Katy Boren, former Innovation District president and CEO, has been the driving force behind the district since its founding in 2019, and she has spent the last four years advocating for innovative companies and innovators themselves.
“The reason it’s been so successful is that companies and entrepreneurs and universities and scientists and researchers — everyone — were so willing to say ‘yes’ and show support and be involved,” she said. “If you don’t have those people and their ideas and their contributions to the innovation economy — if you don’t have all of that coming together — it really won’t be successful.”
The Brookings Institute noted in 2017 that Oklahoma City had the right ingredients to become an innovation hub, and Boren said OKC was an early adopter to harness innovation as a commodity.
“The Innovation District is kind of that center of gravity in a physical way with the development happening in the Innovation District so people know, in the city, in the state, even from other states, where to come plug in,” she said. “And then the programmatic aspects. We do so many events and programs that are intentionally designed to be an exchange of ideas and to put people together for collaboration.”
What’s the future of the Innovation District?

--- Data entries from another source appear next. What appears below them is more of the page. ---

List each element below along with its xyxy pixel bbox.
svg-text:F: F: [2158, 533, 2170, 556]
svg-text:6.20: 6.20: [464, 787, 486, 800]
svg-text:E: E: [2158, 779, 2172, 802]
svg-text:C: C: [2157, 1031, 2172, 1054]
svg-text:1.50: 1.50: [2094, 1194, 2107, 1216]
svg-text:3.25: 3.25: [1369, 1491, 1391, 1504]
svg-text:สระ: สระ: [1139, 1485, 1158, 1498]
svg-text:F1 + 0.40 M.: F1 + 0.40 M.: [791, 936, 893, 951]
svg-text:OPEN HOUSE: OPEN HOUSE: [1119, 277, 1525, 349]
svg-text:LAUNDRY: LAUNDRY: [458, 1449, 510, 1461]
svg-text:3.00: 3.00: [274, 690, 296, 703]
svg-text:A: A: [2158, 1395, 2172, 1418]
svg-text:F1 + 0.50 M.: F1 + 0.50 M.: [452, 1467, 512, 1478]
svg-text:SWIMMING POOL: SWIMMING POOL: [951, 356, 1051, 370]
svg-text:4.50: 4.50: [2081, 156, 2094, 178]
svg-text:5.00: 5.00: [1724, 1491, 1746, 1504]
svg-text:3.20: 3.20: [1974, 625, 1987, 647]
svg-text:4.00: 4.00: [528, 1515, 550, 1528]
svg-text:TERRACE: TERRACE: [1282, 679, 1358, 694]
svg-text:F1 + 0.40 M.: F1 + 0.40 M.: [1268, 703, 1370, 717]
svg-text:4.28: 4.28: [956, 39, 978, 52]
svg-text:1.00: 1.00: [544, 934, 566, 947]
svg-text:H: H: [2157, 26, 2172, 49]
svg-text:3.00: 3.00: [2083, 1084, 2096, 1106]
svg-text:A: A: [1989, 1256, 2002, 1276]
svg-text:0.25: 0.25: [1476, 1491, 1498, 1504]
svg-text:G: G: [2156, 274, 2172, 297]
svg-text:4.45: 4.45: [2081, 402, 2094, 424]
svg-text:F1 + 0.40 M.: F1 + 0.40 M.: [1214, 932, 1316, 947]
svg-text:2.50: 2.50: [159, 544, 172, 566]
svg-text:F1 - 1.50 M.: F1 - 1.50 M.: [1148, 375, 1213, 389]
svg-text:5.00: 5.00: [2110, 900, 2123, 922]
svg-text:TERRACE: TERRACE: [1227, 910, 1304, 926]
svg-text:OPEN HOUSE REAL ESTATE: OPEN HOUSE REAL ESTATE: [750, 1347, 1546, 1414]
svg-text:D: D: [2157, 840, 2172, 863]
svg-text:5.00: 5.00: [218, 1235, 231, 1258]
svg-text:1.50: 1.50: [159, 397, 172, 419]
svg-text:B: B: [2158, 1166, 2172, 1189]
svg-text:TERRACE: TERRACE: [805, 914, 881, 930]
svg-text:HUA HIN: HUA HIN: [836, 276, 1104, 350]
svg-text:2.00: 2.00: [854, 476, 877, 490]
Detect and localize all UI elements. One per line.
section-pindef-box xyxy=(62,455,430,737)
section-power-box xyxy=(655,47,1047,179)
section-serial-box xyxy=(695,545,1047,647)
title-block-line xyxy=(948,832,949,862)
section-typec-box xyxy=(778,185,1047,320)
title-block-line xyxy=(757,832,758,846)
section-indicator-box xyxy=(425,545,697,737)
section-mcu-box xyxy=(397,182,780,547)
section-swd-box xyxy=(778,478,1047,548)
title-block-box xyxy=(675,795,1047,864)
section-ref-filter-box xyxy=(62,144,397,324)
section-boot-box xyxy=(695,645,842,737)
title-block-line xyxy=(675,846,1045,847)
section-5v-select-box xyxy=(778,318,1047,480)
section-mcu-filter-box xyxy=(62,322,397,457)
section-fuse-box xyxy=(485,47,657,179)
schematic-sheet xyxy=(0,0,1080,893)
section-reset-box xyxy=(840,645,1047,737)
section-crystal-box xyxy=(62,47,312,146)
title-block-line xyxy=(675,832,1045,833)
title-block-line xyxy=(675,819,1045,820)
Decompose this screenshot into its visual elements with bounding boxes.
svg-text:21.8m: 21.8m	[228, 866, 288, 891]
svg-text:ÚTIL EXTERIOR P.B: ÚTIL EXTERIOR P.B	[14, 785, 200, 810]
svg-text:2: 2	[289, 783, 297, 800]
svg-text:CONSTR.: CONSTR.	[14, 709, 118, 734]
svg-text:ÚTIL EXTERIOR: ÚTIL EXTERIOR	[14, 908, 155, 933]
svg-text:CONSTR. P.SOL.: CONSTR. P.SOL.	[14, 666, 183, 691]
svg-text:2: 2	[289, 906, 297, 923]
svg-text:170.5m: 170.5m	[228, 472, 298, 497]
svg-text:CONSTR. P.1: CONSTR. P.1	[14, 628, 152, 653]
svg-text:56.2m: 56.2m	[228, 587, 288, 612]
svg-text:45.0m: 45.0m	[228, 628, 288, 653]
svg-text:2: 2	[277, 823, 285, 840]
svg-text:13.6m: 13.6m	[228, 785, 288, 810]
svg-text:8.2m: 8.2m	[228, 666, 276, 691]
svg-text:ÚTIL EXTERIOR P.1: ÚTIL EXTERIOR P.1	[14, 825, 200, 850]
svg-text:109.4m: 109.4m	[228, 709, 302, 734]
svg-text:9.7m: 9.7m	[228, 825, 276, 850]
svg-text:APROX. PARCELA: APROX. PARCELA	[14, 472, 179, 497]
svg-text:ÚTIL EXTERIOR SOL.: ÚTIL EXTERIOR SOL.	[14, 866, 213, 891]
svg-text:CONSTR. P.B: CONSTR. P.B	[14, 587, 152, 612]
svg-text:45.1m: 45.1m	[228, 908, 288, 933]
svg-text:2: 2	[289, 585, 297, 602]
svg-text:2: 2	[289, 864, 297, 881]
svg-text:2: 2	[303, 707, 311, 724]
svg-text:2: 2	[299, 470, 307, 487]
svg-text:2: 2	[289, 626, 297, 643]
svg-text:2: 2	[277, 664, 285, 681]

I just see it really starting to compound on itself. All the work that’s been done and the strategic moves that have been made in the collaboration so far to get us going. It just means it’s going to continue with the same love and attention that we’ve given it so far. It will just continue to manifest itself to the things we all hope will happen.
It’s easy to be an advocate for something that you really believe in. I love the people I work with, and I love all the industries that I work with, and just really the whole ecosystem. All the players are so invested and wonderful to work with. And so many of them get the vision. It makes it really exciting.
What does innovation mean to you?
It’s seeing something in a new way. It could be as easy as seeing something from a new perspective because you’re collaborating and communicating outside of your hallway. Innovation happens in breakthroughs like that. And sometimes it’s an application for something that doesn’t work in one circumstance but it does for something else. Or it does for a different industry or a different problem.But it’s an innovation that finds its problem to solve. Right. But honestly, it starts with the exchange of ideas. And so to me that’s where the magic is.